Soluciones que de acuerdo con Rodrigo Duque, subsecretario comunitario del departamento de Nariño, ya han estado planeando por medio de mesas comunitarias en las que intervienen líderes de la Unipa. “La reclamación de los awás es totalmente legítima. Su afectación por los derrames es histórica. Su ecosistema y su cultura han estado en riesgo. Pero estamos creando estos espacios de concertación para hallar soluciones. El primer paso es hacer una evaluación de qué tan afectadas están sus fuentes hídricas. Ya hemos negociado con el Minambiente y con Ecopetrol y estamos comprometidos. Vamos a darles formas de vida mucho más dignas”, asegura.
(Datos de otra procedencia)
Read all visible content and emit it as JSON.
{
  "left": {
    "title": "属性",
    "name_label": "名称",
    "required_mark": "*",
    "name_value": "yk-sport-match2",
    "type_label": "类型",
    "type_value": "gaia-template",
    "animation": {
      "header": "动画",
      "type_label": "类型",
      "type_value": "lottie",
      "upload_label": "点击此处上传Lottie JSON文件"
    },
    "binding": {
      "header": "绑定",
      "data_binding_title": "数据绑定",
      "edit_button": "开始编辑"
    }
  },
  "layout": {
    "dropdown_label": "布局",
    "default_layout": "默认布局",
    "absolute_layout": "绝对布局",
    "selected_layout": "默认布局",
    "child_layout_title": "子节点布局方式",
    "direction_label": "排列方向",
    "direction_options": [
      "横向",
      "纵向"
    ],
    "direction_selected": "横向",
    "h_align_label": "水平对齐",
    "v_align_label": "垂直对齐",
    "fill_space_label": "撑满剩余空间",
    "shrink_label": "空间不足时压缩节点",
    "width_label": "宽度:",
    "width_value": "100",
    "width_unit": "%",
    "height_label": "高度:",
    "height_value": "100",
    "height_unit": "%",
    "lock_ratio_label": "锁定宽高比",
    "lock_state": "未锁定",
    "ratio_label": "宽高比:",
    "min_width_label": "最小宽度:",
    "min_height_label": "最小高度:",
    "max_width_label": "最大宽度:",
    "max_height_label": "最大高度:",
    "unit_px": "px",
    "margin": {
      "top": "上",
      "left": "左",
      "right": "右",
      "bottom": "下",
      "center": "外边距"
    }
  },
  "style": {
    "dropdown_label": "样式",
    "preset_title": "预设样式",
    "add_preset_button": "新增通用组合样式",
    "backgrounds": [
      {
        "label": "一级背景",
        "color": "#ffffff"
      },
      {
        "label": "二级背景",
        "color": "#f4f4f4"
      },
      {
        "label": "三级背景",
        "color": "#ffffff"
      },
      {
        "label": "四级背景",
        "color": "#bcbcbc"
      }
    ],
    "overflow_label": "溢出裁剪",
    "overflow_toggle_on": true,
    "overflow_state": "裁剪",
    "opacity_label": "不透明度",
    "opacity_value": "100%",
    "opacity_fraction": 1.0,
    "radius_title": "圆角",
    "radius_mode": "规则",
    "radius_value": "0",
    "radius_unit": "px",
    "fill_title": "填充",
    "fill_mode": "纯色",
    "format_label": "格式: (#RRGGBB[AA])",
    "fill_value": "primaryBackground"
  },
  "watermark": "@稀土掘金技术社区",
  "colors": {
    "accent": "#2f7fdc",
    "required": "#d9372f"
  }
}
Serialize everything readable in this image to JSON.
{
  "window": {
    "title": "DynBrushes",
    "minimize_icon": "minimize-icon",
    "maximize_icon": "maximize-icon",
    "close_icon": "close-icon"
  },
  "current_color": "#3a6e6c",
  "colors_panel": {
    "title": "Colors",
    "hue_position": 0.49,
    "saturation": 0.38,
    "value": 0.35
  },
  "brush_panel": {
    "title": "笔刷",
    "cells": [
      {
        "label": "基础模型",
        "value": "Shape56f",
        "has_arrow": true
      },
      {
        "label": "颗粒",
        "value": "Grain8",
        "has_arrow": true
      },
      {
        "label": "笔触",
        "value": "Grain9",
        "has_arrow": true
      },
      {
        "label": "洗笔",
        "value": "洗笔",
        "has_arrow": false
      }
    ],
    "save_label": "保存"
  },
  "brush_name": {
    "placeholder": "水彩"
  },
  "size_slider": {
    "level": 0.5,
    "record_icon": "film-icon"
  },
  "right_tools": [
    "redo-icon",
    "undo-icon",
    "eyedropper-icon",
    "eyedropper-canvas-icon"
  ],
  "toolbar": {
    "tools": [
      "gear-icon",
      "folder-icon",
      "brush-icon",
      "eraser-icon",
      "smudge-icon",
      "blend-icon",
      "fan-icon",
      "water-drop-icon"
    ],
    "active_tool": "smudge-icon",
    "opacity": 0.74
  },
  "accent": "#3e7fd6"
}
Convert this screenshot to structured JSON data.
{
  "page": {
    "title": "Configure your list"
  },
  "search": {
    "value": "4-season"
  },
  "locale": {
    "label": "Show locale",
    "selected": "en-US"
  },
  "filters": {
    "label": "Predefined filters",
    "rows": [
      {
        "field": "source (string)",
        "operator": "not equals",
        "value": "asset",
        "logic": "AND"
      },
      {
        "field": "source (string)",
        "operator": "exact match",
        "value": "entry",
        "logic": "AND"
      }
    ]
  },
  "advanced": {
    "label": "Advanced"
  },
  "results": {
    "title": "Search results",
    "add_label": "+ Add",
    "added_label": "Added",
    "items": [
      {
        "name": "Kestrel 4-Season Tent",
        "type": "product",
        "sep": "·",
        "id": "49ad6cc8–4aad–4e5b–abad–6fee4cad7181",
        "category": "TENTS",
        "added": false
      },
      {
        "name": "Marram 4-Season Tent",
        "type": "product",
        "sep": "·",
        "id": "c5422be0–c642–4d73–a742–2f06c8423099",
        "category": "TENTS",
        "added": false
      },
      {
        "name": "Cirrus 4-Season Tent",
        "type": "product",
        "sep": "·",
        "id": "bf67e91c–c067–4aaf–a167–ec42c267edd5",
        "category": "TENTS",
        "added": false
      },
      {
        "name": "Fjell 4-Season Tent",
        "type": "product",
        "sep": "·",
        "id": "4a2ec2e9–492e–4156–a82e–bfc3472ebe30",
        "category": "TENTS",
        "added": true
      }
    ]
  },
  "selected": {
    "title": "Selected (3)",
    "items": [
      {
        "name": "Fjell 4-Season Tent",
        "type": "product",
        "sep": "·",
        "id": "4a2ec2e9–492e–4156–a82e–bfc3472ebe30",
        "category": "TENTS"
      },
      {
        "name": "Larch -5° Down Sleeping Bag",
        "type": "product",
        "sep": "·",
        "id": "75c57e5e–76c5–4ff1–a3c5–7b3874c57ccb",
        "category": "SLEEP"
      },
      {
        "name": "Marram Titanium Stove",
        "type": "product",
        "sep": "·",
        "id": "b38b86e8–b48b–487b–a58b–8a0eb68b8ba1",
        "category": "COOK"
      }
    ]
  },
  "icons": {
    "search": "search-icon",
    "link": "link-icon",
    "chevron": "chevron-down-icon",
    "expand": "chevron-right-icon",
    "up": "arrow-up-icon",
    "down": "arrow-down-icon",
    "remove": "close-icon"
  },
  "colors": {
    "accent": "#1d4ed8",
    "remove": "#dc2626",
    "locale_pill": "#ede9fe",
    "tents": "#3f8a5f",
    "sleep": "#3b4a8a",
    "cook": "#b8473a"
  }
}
Ecopetrol, por su parte, es enfático a la hora de hablar de los awás. “Son un grupo de gran interés para la organización. Entre 2009 y 2014 la compañía realizó aportes directos por $1.753 millones para proyectos de inversión social, entre los que se encuentran la construcción de aulas, hogares de paso y promoción de entornos protectores de familia”.
En el resguardo Saundé, los awá viven en casas de madera y aún cocinan con leña. / Foto: Nelson Sierra.
Los indígenas de estos lados húmedos de Nariño no niegan su ayuda, aunque juzgan su falta de atención, su olvido. Insisten, aunque el tiempo los haya acostumbrado, en que sus mareos, sus diarreas y sus brotes son un asunto mayor. Insisten en que necesitan ayuda para arrancar proyectos productivos porque los últimos lotes de maíz, de yuca y de ese guineo pequeñito llamado chiro, con el que acompañan todas sus comidas, se los llevó, como le dice José, “una brisita llamada glifosato”.